Large language models do not inherently maintain long-term, enterprise-grade memory across customer interactions. What matters instead is whether AI systems can:

  • Access prior interaction data
  • Apply relevant context in real time
  • Pass that context forward during handoffs

In enterprise environments, memory is an architectural capability, not just a model feature.

6. What role does Avaya Infinity play in enabling continuity?

Avaya Infinity is designed around the idea of the Connection Center, not just the contact center.

Rather than treating AI, humans, and systems as separate layers, Avaya Infinity orchestrates them as a unified experience. This allows context to flow across:

  • AI assistants
  • Human agents
  • Customer data systems
  • Interaction histories
  • Analytics and insights platforms

The result is continuity that customers feel immediately—without forcing them to repeat themselves.

7. How does Model Context Protocol (MCP) fit into Customer Experience memory?

Model Context Protocol (MCP) provides a standardized way for AI systems to access real-world context through APIs.

Within Avaya Infinity:

  • MCP helps AI agents retrieve relevant customer context
  • Enables consistent handoffs between AI and humans
  • Supports open, multi-model AI ecosystems

MCP doesn’t “create memory”—it enables access to memory wherever it already exists.

8. Is MCP a product, a connector, or a storage layer?

MCP is a standard protocol, not a product, connector, or storage layer. It lets AI systems securely retrieve the right context from enterprise systems via APIs, without storing that memory in one monolithic database.

9. Why is openness and choice important for AI and memory?

The AI landscape is evolving too quickly for closed systems.

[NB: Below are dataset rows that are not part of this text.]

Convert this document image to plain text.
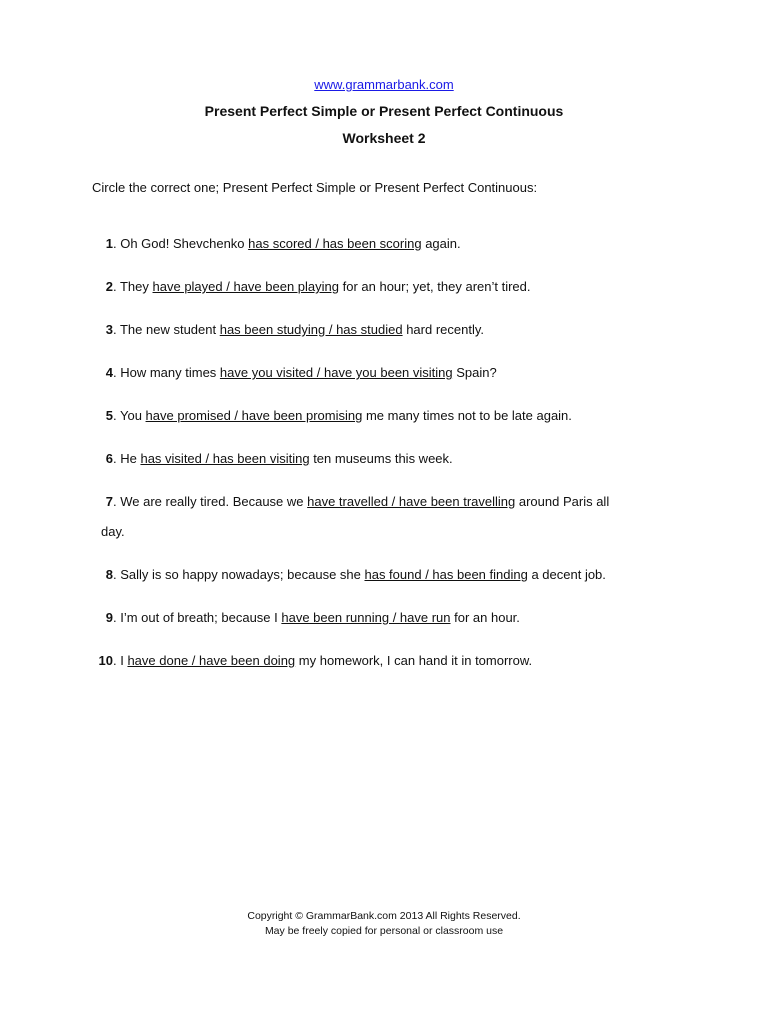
www.grammarbank.com
Present Perfect Simple or Present Perfect Continuous
Worksheet 2
Circle the correct one; Present Perfect Simple or Present Perfect Continuous:
1. Oh God! Shevchenko has scored / has been scoring again.
2. They have played / have been playing for an hour; yet, they aren’t tired.
3. The new student has been studying / has studied hard recently.
4. How many times have you visited / have you been visiting Spain?
5. You have promised / have been promising me many times not to be late again.
6. He has visited / has been visiting ten museums this week.
7. We are really tired. Because we have travelled / have been travelling around Paris all
day.
8. Sally is so happy nowadays; because she has found / has been finding a decent job.
9. I’m out of breath; because I have been running / have run for an hour.
10. I have done / have been doing my homework, I can hand it in tomorrow.
Copyright © GrammarBank.com 2013 All Rights Reserved.
May be freely copied for personal or classroom use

Avaya Infinity is built to support:

  • Multiple AI models
  • Open standards
  • Emerging protocols like MCP

This ensures enterprises can adapt as AI capabilities evolve—without losing continuity, governance, or customer trust.

10. How does continuity improve employee experience?

When AI handles routine tasks with context, human agents are freed to focus on:

  • Empathy
  • Judgment
  • Complex problem solving
  • Relationship-building moments

This shift improves both agent satisfaction and customer outcomes, enabling what Avaya leaders often describe as humans and AI working in tandem.

11. What business outcomes does continuity enable?

Organizations that deliver continuity see improvements across:

  • Customer satisfaction (CSAT)
  • First-contact resolution
  • Brand preference
  • Customer loyalty
  • Operational efficiency
  • Long-term ROI

Continuity aligns experience and efficiency—rather than forcing a tradeoff between them.

12. What must CX leaders understand about memory and customer experiences?

Customers are no longer asking for smarter interactions.

They are expecting connected ones.

AI without continuity feels incomplete. Automation without context feels careless.

The next era of customer experience will be defined by how well conversations continue—not just how quickly they end.

And that is exactly the problem Avaya Infinity is designed to solve.